Immune mechanisms have been implicated in the pathogenesis of schizophrenia. This has lead to clinical trials of re-purposing drugs with off-target anti-inflammatory actions. They include the antibiotic minocycline and simvastatin (HMP-Co reductase inhibitor), which decrease microglial activation, and ondansetron a 5-HT3-receptor antagonist that has limited effects on cytokine production. This presentation will address their efficacy and mechanism of action.

1) Update on trials with minocycline including our own positive finding on negative symptoms (PMID: 16959472)

2) Present new results with ondansetron and simvastatin summarised below.

Ondansetron (8mg) and simvastatin (40mg) vs placebos in 2x2 design (PMID: 23782463). Patients aged 18-65, stable treatment, DSM IV schizophrenia-related diagnosis. PANSS and cognition at 0,3,6 months.

The four cells of the 2x2 design contained 302 patients. The interaction between ondansetron and simvastatin was significant at p=.006 reflecting the lower scores in the 3 active treatment groups than in the P+P group. Ondansetron improved verbal (p=.007) and visual list learning (p=.02) with no other treatment effects on cognition.

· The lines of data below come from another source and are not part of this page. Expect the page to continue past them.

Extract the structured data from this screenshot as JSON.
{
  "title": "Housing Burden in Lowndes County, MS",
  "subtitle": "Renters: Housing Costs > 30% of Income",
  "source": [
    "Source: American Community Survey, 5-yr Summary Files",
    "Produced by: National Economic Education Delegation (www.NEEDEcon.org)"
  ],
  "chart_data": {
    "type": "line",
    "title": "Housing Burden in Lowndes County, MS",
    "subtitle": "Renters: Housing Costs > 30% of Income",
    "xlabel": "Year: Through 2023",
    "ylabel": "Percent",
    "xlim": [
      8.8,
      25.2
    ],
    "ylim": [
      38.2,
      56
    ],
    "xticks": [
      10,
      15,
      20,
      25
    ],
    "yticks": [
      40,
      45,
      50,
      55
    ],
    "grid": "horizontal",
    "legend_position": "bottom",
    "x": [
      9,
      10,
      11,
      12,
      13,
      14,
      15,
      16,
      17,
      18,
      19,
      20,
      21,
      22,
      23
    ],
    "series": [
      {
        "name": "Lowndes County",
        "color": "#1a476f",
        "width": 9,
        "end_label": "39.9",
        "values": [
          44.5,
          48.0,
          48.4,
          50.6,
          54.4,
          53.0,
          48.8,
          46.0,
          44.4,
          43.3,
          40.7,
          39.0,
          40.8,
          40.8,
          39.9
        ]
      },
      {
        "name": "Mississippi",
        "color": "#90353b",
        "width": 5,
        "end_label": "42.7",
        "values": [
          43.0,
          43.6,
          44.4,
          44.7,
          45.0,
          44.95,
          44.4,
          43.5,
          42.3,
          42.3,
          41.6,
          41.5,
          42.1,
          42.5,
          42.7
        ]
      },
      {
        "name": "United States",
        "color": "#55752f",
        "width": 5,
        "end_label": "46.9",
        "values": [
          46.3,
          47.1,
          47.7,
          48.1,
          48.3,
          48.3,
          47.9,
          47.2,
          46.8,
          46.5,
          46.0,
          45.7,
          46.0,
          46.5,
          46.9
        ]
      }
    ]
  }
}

Minocycline appears to benefit negative symptoms in early psychosis with a minor effect on cognition. Simvastatin had limited effects in our patients with established schizophrenia but its anti-inflammatory effects could be worth investigating in early psychosis. Ondansetron has a significant effect on new learning, which might be expected from its 5-HT3 antagonist properties. This may underlie a benefit on negative symptoms reported by others and us.